In vivo Gaussia luciferase assays

All animal procedures were performed in accordance with National Institutes of Health Animal Care Guidelines. Male Sprague Dawley rats received intrahepatic injections of AAV-GLuc-ASARTDL or AAV-GLuc under anesthesia. Virus (100 µl diluted to 7.6 × 109 vg/ml) was injected into the liver at three different locations (~33 μl per site) with a 30-gauge needle. For blood collection, animals were anesthetized with gas anesthesia, tails clipped, and blood collected into tubes prefilled with heparin (50 µl at 1000 U/ml). The ratio of blood to heparin was normalized for all samples to 2:1 before further processing. Samples were centrifuged at 2000 × g for 5 min at 4°C to isolate plasma, which was stored at –80°C until time of luciferase assay. Animals received a single i.p. injection of thapsigargin (Sigma-Aldrich; 1 mg/kg) on day 8. For luciferase assays, 10 µl of plasma was transferred to an opaque walled plate and substrate PBS + 100 µM coelenterazine + 500 mM ascorbic acid to reduce substrate oxidation) was injected using an automated plate reader as described above.

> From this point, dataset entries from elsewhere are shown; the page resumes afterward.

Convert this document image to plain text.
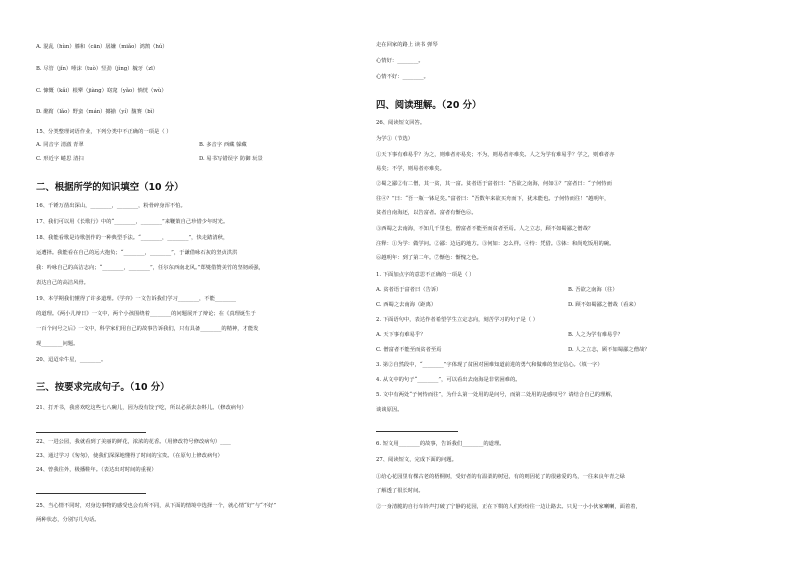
A. 混乱（hùn）膝和（cān）孱嫌（miǎo）鸿鹄（hú）
B. 尽管（jǐn）唾沫（tuò）竖劲（jìng）毓牙（zī）
C. 慷慨（kǎi）根犟（jiàng）窈窕（yǎo）惝恍（wù）
D. 酩酊（lǎo）野蛮（mán）揶揄（yí）馥赛（bì）
15、分类整理词语作业，下列分类中不正确的一项是（ ）
A. 同音字 清澈 青翠	B. 多音字 西藏 躲藏
C. 形近字 蜷思 清扫	D. 易书写错误字 防御 玩景
二、根据所学的知识填空（10 分）
16、千锤万凿出深山，________，________，粉骨碎身浑不怕。
17、我们可以用《长歌行》中的“________，________”来鞭策自己珍惜少年时光。
18、我能看歌是诗歌创作的一种典型手法。“________，________”，快走踏清秋，
运遭择。我能看在自己的远大抱负；“________，________”，于谦借咏石灰的坚贞洪洪
我：吟咏自己的高洁志向；“________，________”，任尔东西南北风。”郑燮借赞美竹的坚韧顽强，
表达自己的高洁风骨。
19、本学期我们懂得了许多道理。《学弈》一文告诉我们学习________，不能________
的道理。《两小儿辩日》一文中，两个小孩围绕着________的问题展开了辩论；在《真理诞生于
一百个问号之后》一文中，科学家们用自己的故事告诉我们，只有具备________的精神，才能发
现________问题。
20、迢迢牵牛星，________。
三、按要求完成句子。（10 分）
21、打开书，我喜欢吃这些七八碗儿，因为没有饺子吃，所以必须去杂料儿。（修改病句）
22、一进公园，我就看到了美丽的鲜花，浓浓的花香。（用修改符号修改病句）____
23、通过学习《匆匆》，使我们深深地懂得了时间的宝贵。（在原句上修改病句）
24、曾我往外，极播鞋年。（表达出对时间的重视）
25、当心情不同时，对身边事物的感受也会有所不同，从下面的情境中选择一个，就心情“好”与“不好”
两种状态，分别写几句话。
走在回家的路上 读书 弹琴
心情好：________。
心情不好：________。
四、阅读理解。（20 分）
26、阅读短文回答。
为学①（节选）
①天下事有难易乎？为之，则难者亦易矣；不为，则易者亦难矣。人之为学有难易乎？学之，则难者亦
易矣；不学，则易者亦难矣。
②蜀之鄙②有二僧，其一贫，其一富。贫者语于富者曰：“吾欲之南海，何如③？”富者曰：“子何恃而
往④？”曰：“吾一瓶一钵足矣。”富者曰：“吾数年来欲买舟而下，犹未能也。子何恃而往！”越明年，
贫者自南海还，以告富者。富者有惭色⑥。
③西蜀之去南海，不知几千里也，僧富者不能至而贫者至焉。人之立志，顾不如蜀鄙之僧哉？
注释：①为学：做学问。②鄙：边远的地方。③何如：怎么样。④恃：凭借。⑤钵：和尚吃饭用的碗。
⑥越明年：到了第二年。⑦惭色：惭愧之色。
1. 下面加点字的意思不正确的一项是（ ）
A. 贫者语于富者曰（告诉）	B. 吾欲之南海（往）
C. 西蜀之去南海（距离）	D. 顾不如蜀鄙之僧哉（看来）
2. 下面语句中，表达作者希望学生立定志向，刻苦学习的句子是（ ）
A. 天下事有难易乎？	B. 人之为学有难易乎？
C. 僧富者不能至而贫者至焉	D. 人之立志，顾不如蜀鄙之僧哉？
3. 第②自然段中，“________”字体现了贫困对困难知道前进的勇气和做难的坚定信心。（填一字）
4. 从文中的句子“________”，可以看出去南海是非常困难的。
5. 文中有两处“子何恃而往”，为什么第一处用的是问号，而第二处用的是感叹号？请结合自己的理解，
谈谈原因。
6. 短文用________的故事，告诉我们________的道理。
27、阅读短文，完成下面的问题。
①给心花园里有棵古老的梧桐树，受好者的有温柔的树冠，有的则因花了的很慈爱的鸟，一往来良年青之绿
了解透了很长时间。
②一身清脆的自行车铃声打破了宁静的花园，正在下棋的人们纷纷往一边让路去。只见一小小伙家喇喇，面着着，
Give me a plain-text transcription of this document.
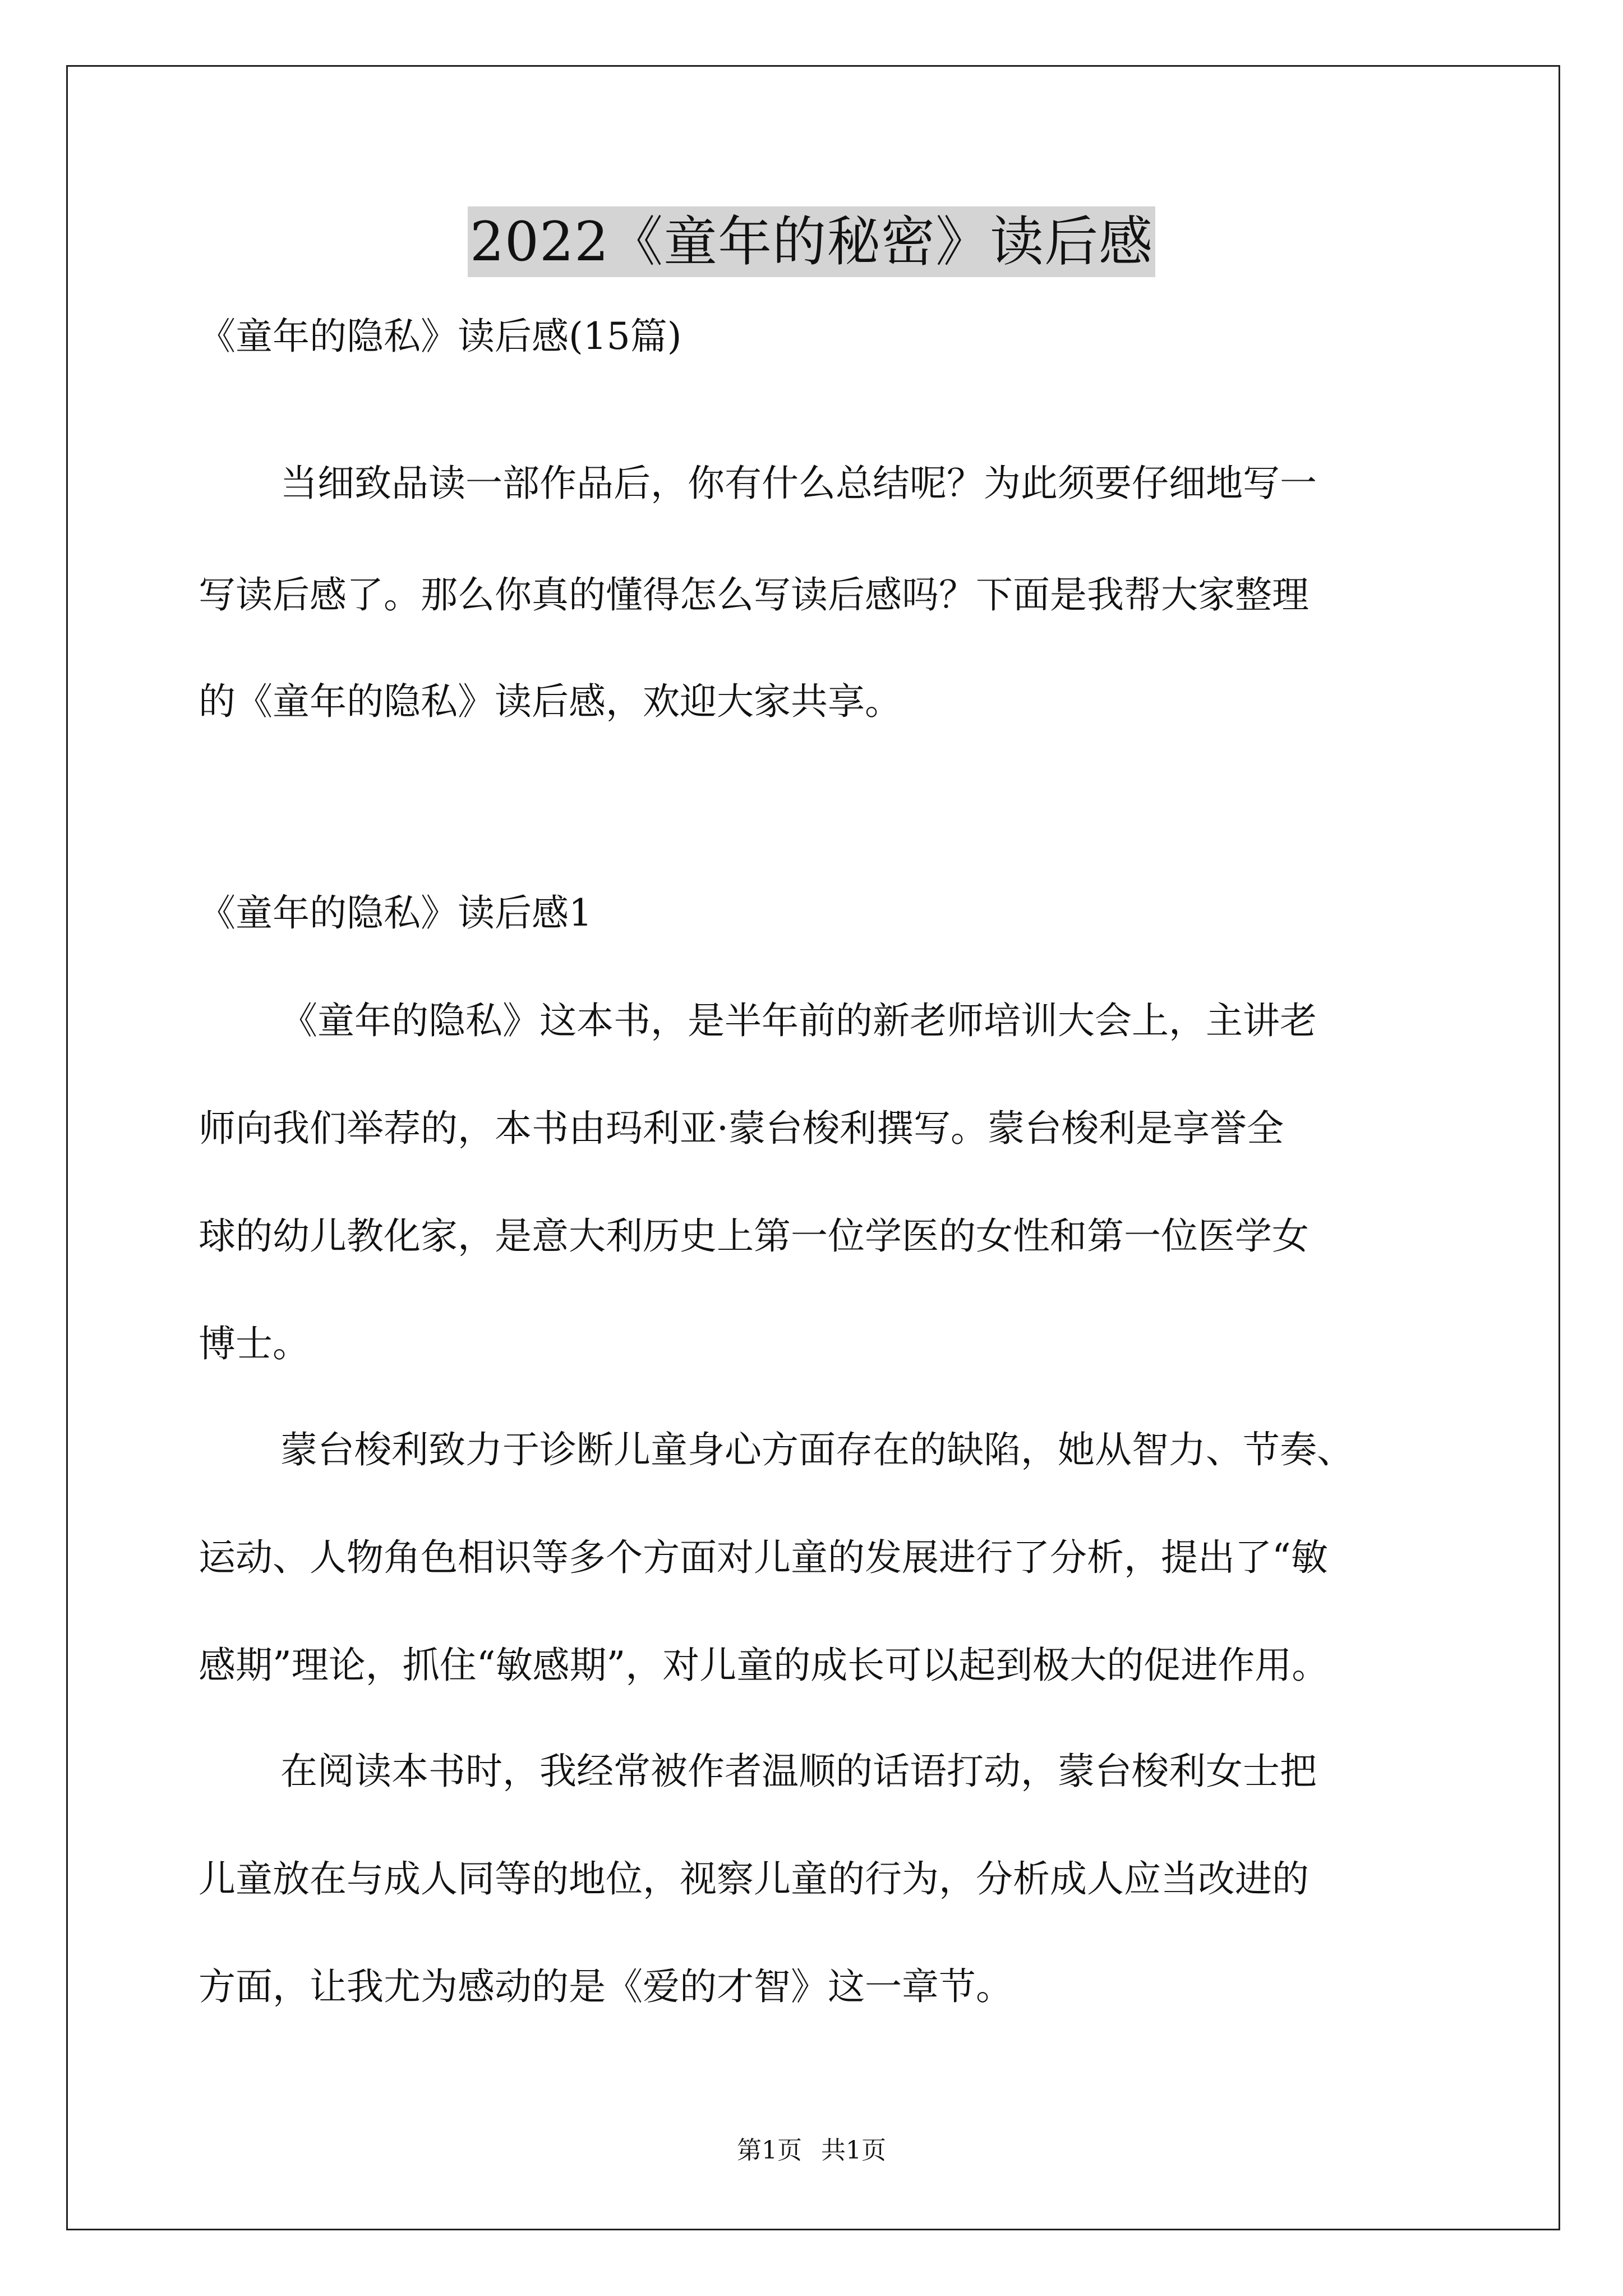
2022《童年的秘密》读后感
《童年的隐私》读后感(15篇)
当细致品读一部作品后，你有什么总结呢？为此须要仔细地写一
写读后感了。那么你真的懂得怎么写读后感吗？下面是我帮大家整理
的《童年的隐私》读后感，欢迎大家共享。
《童年的隐私》读后感1
《童年的隐私》这本书，是半年前的新老师培训大会上，主讲老
师向我们举荐的，本书由玛利亚·蒙台梭利撰写。蒙台梭利是享誉全
球的幼儿教化家，是意大利历史上第一位学医的女性和第一位医学女
博士。
蒙台梭利致力于诊断儿童身心方面存在的缺陷，她从智力、节奏、
运动、人物角色相识等多个方面对儿童的发展进行了分析，提出了“敏
感期”理论，抓住“敏感期”，对儿童的成长可以起到极大的促进作用。
在阅读本书时，我经常被作者温顺的话语打动，蒙台梭利女士把
儿童放在与成人同等的地位，视察儿童的行为，分析成人应当改进的
方面，让我尤为感动的是《爱的才智》这一章节。
第1页 共1页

Gaussia luciferase half-life

Male Sprague Dawley rats underwent jugular catheterization under anesthesia. Catheters were connected to a back port (Plastics One, Roanoke, VA); catheter patency was assessed with heparinized saline following port implantation and sealed with port cap to prevent coagulation. Three days post–catheter implantation, GLuc-ASARTDL half-life was measured in animals without anesthesia. Briefly, 400 µl of conditioned medium from SH-SY5Y-GLuc-ASARTDL cells was infused through back ports. Ports were immediately flushed with heparinized saline following media infusion. Blood was collected 5, 15, 30, and 60 min following media infusion into tubes prefilled with heparin (50 µl at 1000 U/ml). The ratio of blood to heparin was normalized for all samples to 2:1 before further processing. From this point forward, samples were handled as those described above. Half-life was calculated using a one-phase decay model (GraphPad Prism6; La Jolla, CA).